Brexit Butterflies

26 May 2017

So far this week in the historical detachment of the UK from the European Union (do try to keep up…we’ve already had one referendum based on universal ignorance of the facts):

Former Conservative party treasurer Michael Spencer has denounced efforts by some EU countries to strip London of key financial services after Brexit. Speaking to BBC Radio 4's Today programme, he said: "Damaging London, in my opinion, will also damage Europe and I think it is in the interests, certainly of the UK but certainly of the EU as well, to make sure that London's capability as a global financial centre remains properly intact and undamaged".

Concerns over Brexit could lead to Britain losing the top spot for Foreign Direct Investment in Europe, according to a recent survey which  found that 31% of investors expect the UK's attractiveness for FDI to decline over the next three years, with 9% of respondents saying Britain's withdrawal from the EU would cause them to shift their investment plans from Britain to Europe. Mark Gregory, the chief economist at Ernest & Young, said: "The research suggests that the EU referendum vote and its aftermath may be having an influence on global perceptions of the UK's medium to long-term attractiveness. Decisions on the majority of investments made in 2016 would have been made up to three years ago, which helps to explain the UK's solid performance last year."  Before we joined what was then the European Economic Community we – and they – were worried about the impact of too much foreign direct investment, how times change…

A survey of 800 managers by the CMI has found that almost half of company managers want the next UK government to prioritise access to the single market and freedom of movement of people during the Brexit talks. Only one in five said cutting corporation tax should be a priority.  Funny how the anti-immigration lobby has hi-jacked the decision which for many was a declaration of independence from Brussels control, not a dash to block up the borders.  A European Economic Community still sounds like a good idea, unfortunately the 21st Century Politicians were just not up to it.

The Centre for Economics and Business Research has warned that failure to strike an EU deal giving access to the single market for services would cost the UK economy £25bn to £36bn a year. Elsewhere, an article on the 25th in the Times looked at how City firms are preparing for Brexit. One firm’s Brexit tracker found that more than a quarter of the 222 firms it monitors said they would move jobs or business, a 50% increase in four months. Omar Ali, Ernest & Young’s UK financial services leader, said he does not believe the City will wither if banks depart. He said: “I am definitely not a doom monger. It is absolutely clear that no one location is emerging as the winner of business from London. Their ecosystems cannot replicate what we have here.”

Meanwhile, an article in the Financial Times on 22nd May reports that Paris is stepping up its efforts to attract financial sector activities from the UK by replicating the English law and extending non-dom tax exemptions for foreigners.
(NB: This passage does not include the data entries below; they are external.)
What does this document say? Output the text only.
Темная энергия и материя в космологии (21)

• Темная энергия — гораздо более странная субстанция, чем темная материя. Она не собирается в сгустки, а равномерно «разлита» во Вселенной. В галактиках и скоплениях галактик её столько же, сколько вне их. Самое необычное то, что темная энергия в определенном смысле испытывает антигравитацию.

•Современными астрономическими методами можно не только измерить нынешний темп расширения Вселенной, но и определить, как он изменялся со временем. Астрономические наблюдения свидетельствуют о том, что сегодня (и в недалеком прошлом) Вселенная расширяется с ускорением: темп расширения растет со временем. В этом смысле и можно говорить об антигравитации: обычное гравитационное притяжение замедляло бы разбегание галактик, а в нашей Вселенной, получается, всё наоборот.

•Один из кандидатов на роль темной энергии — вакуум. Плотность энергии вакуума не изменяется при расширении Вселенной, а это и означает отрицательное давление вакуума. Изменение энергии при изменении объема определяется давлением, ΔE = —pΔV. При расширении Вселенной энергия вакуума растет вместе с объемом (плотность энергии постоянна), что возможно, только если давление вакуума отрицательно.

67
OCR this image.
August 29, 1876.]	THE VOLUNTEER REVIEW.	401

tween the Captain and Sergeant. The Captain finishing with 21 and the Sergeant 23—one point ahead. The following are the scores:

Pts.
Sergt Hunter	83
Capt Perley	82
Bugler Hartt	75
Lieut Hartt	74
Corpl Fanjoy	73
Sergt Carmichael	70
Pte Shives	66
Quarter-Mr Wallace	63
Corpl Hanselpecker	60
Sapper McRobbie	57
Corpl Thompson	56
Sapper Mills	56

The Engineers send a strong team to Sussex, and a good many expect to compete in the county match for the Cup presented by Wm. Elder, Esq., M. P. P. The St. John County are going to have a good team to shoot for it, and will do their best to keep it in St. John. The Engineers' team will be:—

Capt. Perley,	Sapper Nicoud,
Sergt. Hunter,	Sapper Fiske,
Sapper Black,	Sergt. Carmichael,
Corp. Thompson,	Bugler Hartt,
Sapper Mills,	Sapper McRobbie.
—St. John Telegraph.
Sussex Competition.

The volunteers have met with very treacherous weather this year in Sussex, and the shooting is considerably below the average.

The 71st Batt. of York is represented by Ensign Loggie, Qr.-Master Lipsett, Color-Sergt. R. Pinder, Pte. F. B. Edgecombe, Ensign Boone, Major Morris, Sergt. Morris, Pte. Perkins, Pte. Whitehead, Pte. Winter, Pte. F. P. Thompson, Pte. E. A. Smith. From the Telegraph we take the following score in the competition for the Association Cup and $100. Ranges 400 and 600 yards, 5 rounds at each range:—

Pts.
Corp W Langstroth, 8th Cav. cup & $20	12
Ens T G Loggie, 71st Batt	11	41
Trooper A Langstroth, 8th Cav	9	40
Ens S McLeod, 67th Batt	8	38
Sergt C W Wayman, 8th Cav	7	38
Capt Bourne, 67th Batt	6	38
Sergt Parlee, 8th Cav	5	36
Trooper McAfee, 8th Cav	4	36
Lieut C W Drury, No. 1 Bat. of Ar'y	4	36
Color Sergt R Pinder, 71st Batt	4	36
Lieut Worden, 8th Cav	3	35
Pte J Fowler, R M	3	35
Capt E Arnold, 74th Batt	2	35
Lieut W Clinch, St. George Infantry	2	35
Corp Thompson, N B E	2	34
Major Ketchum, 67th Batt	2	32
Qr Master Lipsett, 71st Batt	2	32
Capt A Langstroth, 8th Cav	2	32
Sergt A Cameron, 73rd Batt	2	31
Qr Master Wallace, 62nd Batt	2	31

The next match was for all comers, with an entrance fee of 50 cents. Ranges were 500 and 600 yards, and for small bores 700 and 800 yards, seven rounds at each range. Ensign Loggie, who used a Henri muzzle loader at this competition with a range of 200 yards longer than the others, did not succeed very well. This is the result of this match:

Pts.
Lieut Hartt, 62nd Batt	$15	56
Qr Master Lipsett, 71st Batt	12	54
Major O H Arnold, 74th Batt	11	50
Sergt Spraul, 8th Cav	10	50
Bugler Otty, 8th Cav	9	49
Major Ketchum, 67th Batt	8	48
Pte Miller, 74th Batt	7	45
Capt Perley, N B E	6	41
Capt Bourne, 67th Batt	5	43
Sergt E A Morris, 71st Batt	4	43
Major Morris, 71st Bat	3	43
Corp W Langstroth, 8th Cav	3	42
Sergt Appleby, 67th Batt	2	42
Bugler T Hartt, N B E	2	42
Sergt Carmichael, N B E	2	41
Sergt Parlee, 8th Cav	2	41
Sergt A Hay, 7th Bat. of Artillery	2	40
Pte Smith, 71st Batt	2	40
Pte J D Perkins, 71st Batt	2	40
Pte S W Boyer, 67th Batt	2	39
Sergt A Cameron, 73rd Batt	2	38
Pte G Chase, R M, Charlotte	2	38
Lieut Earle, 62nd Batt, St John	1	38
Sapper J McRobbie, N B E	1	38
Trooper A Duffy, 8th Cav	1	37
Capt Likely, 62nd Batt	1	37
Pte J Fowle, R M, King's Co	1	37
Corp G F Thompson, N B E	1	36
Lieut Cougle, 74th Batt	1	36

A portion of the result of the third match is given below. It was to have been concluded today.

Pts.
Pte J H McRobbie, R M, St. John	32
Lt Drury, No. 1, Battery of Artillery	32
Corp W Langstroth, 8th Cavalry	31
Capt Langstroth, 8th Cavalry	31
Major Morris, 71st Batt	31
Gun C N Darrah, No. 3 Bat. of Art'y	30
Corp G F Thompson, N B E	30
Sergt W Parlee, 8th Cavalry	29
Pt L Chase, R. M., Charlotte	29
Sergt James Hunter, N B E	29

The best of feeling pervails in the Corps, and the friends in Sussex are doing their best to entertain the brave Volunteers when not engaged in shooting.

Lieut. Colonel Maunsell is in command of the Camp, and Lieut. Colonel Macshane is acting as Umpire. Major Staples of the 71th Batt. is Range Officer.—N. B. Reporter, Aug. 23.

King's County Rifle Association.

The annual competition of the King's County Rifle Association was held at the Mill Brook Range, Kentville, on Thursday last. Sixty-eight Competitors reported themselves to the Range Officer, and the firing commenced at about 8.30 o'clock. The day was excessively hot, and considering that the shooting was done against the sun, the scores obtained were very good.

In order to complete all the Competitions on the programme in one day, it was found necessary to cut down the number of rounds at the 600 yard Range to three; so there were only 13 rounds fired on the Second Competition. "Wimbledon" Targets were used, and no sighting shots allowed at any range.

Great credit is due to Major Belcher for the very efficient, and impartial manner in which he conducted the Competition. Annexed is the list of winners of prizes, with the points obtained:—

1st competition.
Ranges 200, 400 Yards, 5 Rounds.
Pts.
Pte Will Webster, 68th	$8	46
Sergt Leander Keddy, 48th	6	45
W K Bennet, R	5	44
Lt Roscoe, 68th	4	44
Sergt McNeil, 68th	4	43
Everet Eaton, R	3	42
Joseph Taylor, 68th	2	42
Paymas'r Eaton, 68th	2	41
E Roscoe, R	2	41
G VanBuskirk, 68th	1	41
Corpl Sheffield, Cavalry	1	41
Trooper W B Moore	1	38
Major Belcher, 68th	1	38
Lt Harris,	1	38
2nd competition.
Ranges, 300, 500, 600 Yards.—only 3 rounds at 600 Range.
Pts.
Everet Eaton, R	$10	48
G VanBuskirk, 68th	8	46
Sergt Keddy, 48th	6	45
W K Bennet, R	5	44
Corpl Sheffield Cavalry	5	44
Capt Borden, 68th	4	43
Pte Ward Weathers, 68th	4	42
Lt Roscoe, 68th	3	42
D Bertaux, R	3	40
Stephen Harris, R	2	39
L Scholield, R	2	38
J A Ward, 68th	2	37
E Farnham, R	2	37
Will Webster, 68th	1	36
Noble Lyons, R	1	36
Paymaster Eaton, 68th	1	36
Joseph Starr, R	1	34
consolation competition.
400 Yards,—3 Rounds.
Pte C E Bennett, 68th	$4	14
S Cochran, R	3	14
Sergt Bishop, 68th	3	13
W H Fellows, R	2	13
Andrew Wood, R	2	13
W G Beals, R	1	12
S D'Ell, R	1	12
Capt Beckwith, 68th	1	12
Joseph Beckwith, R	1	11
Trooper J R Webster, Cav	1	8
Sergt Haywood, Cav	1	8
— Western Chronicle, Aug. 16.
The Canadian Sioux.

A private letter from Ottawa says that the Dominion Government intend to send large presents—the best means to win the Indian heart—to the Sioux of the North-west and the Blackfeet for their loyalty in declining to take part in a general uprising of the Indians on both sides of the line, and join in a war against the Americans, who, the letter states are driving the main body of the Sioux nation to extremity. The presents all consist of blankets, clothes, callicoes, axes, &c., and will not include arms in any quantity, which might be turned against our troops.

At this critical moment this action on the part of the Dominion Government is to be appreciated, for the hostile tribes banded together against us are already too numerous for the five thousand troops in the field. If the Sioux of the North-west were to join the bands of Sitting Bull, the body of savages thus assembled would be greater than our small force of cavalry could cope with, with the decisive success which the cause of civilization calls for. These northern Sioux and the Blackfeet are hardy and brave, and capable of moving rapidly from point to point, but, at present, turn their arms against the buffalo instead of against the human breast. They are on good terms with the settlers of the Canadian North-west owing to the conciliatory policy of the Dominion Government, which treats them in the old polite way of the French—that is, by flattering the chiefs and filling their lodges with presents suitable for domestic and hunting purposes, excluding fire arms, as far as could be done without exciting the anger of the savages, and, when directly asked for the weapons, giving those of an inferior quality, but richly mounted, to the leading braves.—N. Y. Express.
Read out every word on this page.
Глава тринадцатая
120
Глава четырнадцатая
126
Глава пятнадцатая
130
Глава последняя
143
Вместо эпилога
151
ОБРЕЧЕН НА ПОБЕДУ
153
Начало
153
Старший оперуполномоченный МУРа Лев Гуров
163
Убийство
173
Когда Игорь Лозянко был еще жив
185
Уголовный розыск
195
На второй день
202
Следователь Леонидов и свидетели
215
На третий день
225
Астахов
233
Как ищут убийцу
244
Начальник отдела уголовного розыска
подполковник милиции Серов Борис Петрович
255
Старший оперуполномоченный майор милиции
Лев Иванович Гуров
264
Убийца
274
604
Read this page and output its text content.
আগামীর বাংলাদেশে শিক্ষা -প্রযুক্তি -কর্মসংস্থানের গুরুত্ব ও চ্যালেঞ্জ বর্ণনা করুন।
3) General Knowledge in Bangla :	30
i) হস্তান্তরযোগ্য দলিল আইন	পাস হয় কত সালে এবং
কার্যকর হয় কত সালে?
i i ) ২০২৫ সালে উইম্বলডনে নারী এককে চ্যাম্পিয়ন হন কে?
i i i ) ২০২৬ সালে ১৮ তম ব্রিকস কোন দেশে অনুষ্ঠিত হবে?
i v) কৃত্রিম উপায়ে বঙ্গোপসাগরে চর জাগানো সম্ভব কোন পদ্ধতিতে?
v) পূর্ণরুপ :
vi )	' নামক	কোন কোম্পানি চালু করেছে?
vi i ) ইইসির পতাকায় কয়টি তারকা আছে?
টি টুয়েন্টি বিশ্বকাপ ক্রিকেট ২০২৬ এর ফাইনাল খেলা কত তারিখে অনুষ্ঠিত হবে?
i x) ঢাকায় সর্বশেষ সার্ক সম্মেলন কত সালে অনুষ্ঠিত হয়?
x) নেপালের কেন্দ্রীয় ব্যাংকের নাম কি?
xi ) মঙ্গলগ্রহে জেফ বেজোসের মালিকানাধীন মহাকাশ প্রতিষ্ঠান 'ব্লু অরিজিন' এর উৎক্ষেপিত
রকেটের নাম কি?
Qatar is also attempting to woo the UK's financial community with the Qatar Financial Centre (QFC) highlighting the country's "compelling tax regime" and "transparent legal and regulatory environment" during a series of roadshows.22/5.  Let’s see how the World Cup goes, first.

The European Central Bank has taken time out from bashing the Greeks to counter claims by the Bank of England that a messy Brexit would harm the European economy, stating that its impact on the eurozone recovery would not be significant. However, the ECB did highlight continued fragility in government finances despite a surge in growth in the eurozone. "There are risks that euro area bond yields could increase abruptly without a simultaneous improvement in growth prospects," said the ECB in its Financial Stability Review. The ECB specifically warns of a "snowball effect" in Italy and Portugal. Writing in The Daily Telegraph, Ambrose Evans-Pritchard says the “Goldilocks moment for the eurozone this spring…has the life-expectancy of a Monarch butterfly.”